Eddie Hertsenberg

Personal information
- Full name: Charles Hertsenberg
- Date of birth: March 18, 1986 (age 40)
- Place of birth: United States
- Height: 6 ft 0 in (1.83 m)
- Position: Midfielder

Youth career
- 2002–2005: Elder HS
- Cincinnati Express
- Ohio Elite Soccer Academy
- TCYO United
- 2005: Cincinnati State College
- 2006–2007: Ohio Dominican University
- 2007: Columbus Crew

Senior career*
- Years: Team / Apps / (Gls)
- 2008–2010: Cincinnati Kings
- 2011: Dayton Dutch Lions / 21 / (1)
- 2012: FC Deisenhofen / 1 / (0)
- 2013–2015: Dayton Dutch Lions / 15 / (0)
- 2012–2014: Cincinnati Saints (indoor) / 32 / (34)

Managerial career
- 2010–2011: Dutch Lions Women's
- 2012–2013: Dayton Dutch Lions
- 2019-2020: Hamilton High School Girls
- 2021-2022: Columbus Eagles FC Women's Indoor

= Eddie Hertsenberg =

American soccer player (born 1986)

Charles "Eddie" Hertsenberg (born March 18, 1986) is an American soccer player who last played for the Dayton Dutch Lions.
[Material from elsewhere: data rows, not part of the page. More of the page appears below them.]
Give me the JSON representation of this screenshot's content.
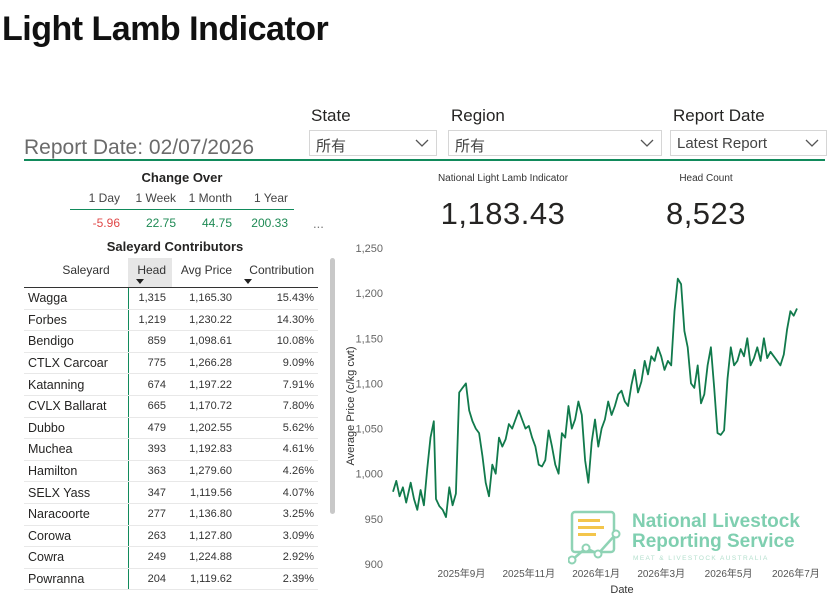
{
  "page": {
    "title": "Light Lamb Indicator"
  },
  "filters": {
    "state": {
      "label": "State",
      "value": "所有"
    },
    "region": {
      "label": "Region",
      "value": "所有"
    },
    "report_date": {
      "label": "Report Date",
      "value": "Latest Report"
    }
  },
  "report_date_text": "Report Date: 02/07/2026",
  "change_over": {
    "title": "Change Over",
    "headers": [
      "1 Day",
      "1 Week",
      "1 Month",
      "1 Year"
    ],
    "values": [
      "-5.96",
      "22.75",
      "44.75",
      "200.33"
    ],
    "more": "..."
  },
  "contributors": {
    "title": "Saleyard Contributors",
    "columns": [
      "Saleyard",
      "Head",
      "Avg Price",
      "Contribution"
    ],
    "rows": [
      [
        "Wagga",
        "1,315",
        "1,165.30",
        "15.43%"
      ],
      [
        "Forbes",
        "1,219",
        "1,230.22",
        "14.30%"
      ],
      [
        "Bendigo",
        "859",
        "1,098.61",
        "10.08%"
      ],
      [
        "CTLX Carcoar",
        "775",
        "1,266.28",
        "9.09%"
      ],
      [
        "Katanning",
        "674",
        "1,197.22",
        "7.91%"
      ],
      [
        "CVLX Ballarat",
        "665",
        "1,170.72",
        "7.80%"
      ],
      [
        "Dubbo",
        "479",
        "1,202.55",
        "5.62%"
      ],
      [
        "Muchea",
        "393",
        "1,192.83",
        "4.61%"
      ],
      [
        "Hamilton",
        "363",
        "1,279.60",
        "4.26%"
      ],
      [
        "SELX Yass",
        "347",
        "1,119.56",
        "4.07%"
      ],
      [
        "Naracoorte",
        "277",
        "1,136.80",
        "3.25%"
      ],
      [
        "Corowa",
        "263",
        "1,127.80",
        "3.09%"
      ],
      [
        "Cowra",
        "249",
        "1,224.88",
        "2.92%"
      ],
      [
        "Powranna",
        "204",
        "1,119.62",
        "2.39%"
      ]
    ]
  },
  "kpis": {
    "indicator": {
      "label": "National Light Lamb Indicator",
      "value": "1,183.43"
    },
    "head_count": {
      "label": "Head Count",
      "value": "8,523"
    }
  },
  "chart_data": {
    "type": "line",
    "xlabel": "Date",
    "ylabel": "Average Price (c/kg cwt)",
    "ylim": [
      900,
      1250
    ],
    "yticks": [
      "900",
      "950",
      "1,000",
      "1,050",
      "1,100",
      "1,150",
      "1,200",
      "1,250"
    ],
    "xticks": [
      "2025年9月",
      "2025年11月",
      "2026年1月",
      "2026年3月",
      "2026年5月",
      "2026年7月"
    ],
    "xlim": [
      "2025-07-01",
      "2026-07-02"
    ],
    "grid": false,
    "color": "#117a4c",
    "series": [
      {
        "x": [
          "2025-07-01",
          "2025-07-04",
          "2025-07-07",
          "2025-07-10",
          "2025-07-13",
          "2025-07-17",
          "2025-07-20",
          "2025-07-23",
          "2025-07-26",
          "2025-07-29",
          "2025-08-01",
          "2025-08-04",
          "2025-08-07",
          "2025-08-09",
          "2025-08-12",
          "2025-08-15",
          "2025-08-18",
          "2025-08-21",
          "2025-08-24",
          "2025-08-27",
          "2025-08-30",
          "2025-09-02",
          "2025-09-05",
          "2025-09-08",
          "2025-09-11",
          "2025-09-14",
          "2025-09-17",
          "2025-09-20",
          "2025-09-23",
          "2025-09-26",
          "2025-09-29",
          "2025-10-02",
          "2025-10-05",
          "2025-10-08",
          "2025-10-11",
          "2025-10-14",
          "2025-10-17",
          "2025-10-20",
          "2025-10-23",
          "2025-10-26",
          "2025-10-29",
          "2025-11-01",
          "2025-11-04",
          "2025-11-07",
          "2025-11-10",
          "2025-11-13",
          "2025-11-16",
          "2025-11-19",
          "2025-11-22",
          "2025-11-25",
          "2025-11-28",
          "2025-12-01",
          "2025-12-04",
          "2025-12-07",
          "2025-12-10",
          "2025-12-13",
          "2025-12-16",
          "2025-12-19",
          "2025-12-22",
          "2025-12-25",
          "2025-12-28",
          "2025-12-31",
          "2026-01-03",
          "2026-01-06",
          "2026-01-09",
          "2026-01-12",
          "2026-01-15",
          "2026-01-18",
          "2026-01-21",
          "2026-01-24",
          "2026-01-27",
          "2026-01-30",
          "2026-02-02",
          "2026-02-05",
          "2026-02-08",
          "2026-02-11",
          "2026-02-14",
          "2026-02-17",
          "2026-02-20",
          "2026-02-23",
          "2026-02-26",
          "2026-03-01",
          "2026-03-04",
          "2026-03-07",
          "2026-03-10",
          "2026-03-13",
          "2026-03-16",
          "2026-03-19",
          "2026-03-22",
          "2026-03-25",
          "2026-03-28",
          "2026-03-31",
          "2026-04-03",
          "2026-04-06",
          "2026-04-09",
          "2026-04-12",
          "2026-04-15",
          "2026-04-18",
          "2026-04-21",
          "2026-04-24",
          "2026-04-27",
          "2026-04-30",
          "2026-05-03",
          "2026-05-06",
          "2026-05-09",
          "2026-05-12",
          "2026-05-15",
          "2026-05-18",
          "2026-05-21",
          "2026-05-24",
          "2026-05-27",
          "2026-05-30",
          "2026-06-02",
          "2026-06-05",
          "2026-06-08",
          "2026-06-11",
          "2026-06-14",
          "2026-06-17",
          "2026-06-20",
          "2026-06-23",
          "2026-06-26",
          "2026-06-29",
          "2026-07-02"
        ],
        "values": [
          980,
          992,
          975,
          985,
          968,
          990,
          972,
          960,
          982,
          965,
          1005,
          1040,
          1058,
          972,
          964,
          960,
          952,
          985,
          965,
          978,
          1090,
          1095,
          1100,
          1070,
          1058,
          1050,
          1045,
          1020,
          990,
          975,
          1010,
          1000,
          1040,
          1030,
          1038,
          1055,
          1050,
          1060,
          1070,
          1060,
          1050,
          1053,
          1040,
          1030,
          1010,
          1008,
          1015,
          1048,
          1030,
          1010,
          1000,
          1045,
          1040,
          1075,
          1050,
          1060,
          1080,
          1065,
          1015,
          990,
          1035,
          1060,
          1030,
          1050,
          1060,
          1080,
          1065,
          1075,
          1088,
          1092,
          1080,
          1075,
          1098,
          1115,
          1090,
          1102,
          1125,
          1110,
          1130,
          1125,
          1140,
          1130,
          1115,
          1125,
          1120,
          1180,
          1216,
          1210,
          1158,
          1140,
          1100,
          1095,
          1120,
          1078,
          1088,
          1120,
          1140,
          1095,
          1045,
          1043,
          1048,
          1105,
          1140,
          1120,
          1125,
          1138,
          1130,
          1150,
          1120,
          1128,
          1140,
          1125,
          1150,
          1128,
          1135,
          1130,
          1125,
          1120,
          1132,
          1160,
          1180,
          1175,
          1183
        ]
      }
    ]
  },
  "logo": {
    "line1": "National Livestock",
    "line2": "Reporting Service",
    "tagline": "MEAT & LIVESTOCK AUSTRALIA"
  }
}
He is now a coach and manager in central Ohio.

== Career ==

=== Player ===

==== Youth ====
Growing up, Hertsenberg played for the Ohio Elite Soccer Academy, TCYO United, 1790 Cincinnati Express indoor academy. In 2005, Hertsenberg played for Cincinnati State College, scoring 10 goals and netting five assists in eight matches. He transferred to Ohio Dominican University and played for the Panthers for the remainder of his collegiate career.

==== Senior ====
Hertsenberg started his senior career 2008 with Cincinnati Kings having previously played for their academy. In December 2010, Hertsenberg joined the Dayton Dutch Lions for their inaugural season in the USL Professional Division. Hertsenberg scored the Dutch Lions' first goal in a 3–3 draw with the Cincinnati Kings.

In July 2012, Hertsenberg left the Dutch Lions to join the German Landesliga Südost side FC Deisenhofen before returning to the Dutch Lions on November 1, 2012. In 2013, he joined the Cincinnati Saints of the Professional Arena Soccer League, tallying 57 contributions in 32 games.

=== Coach ===
He was named in December 2010 as head coach of the Dayton Dutch Lions Women's Academy. After his return on November 1, 2012, Eddie was appointed Head Coach of the Dayton Dutch Lions Academy.

After leaving the Dutch Lions, Hertsenberg led Arizona high school Hamilton girls soccer team to the 2020 state championship, where he lost to Chaparral. He now manages the Columbus Eagles FC Women's Indoor team and serves as assistant coach for the Columbus Crew Academy U15 and U17 teams.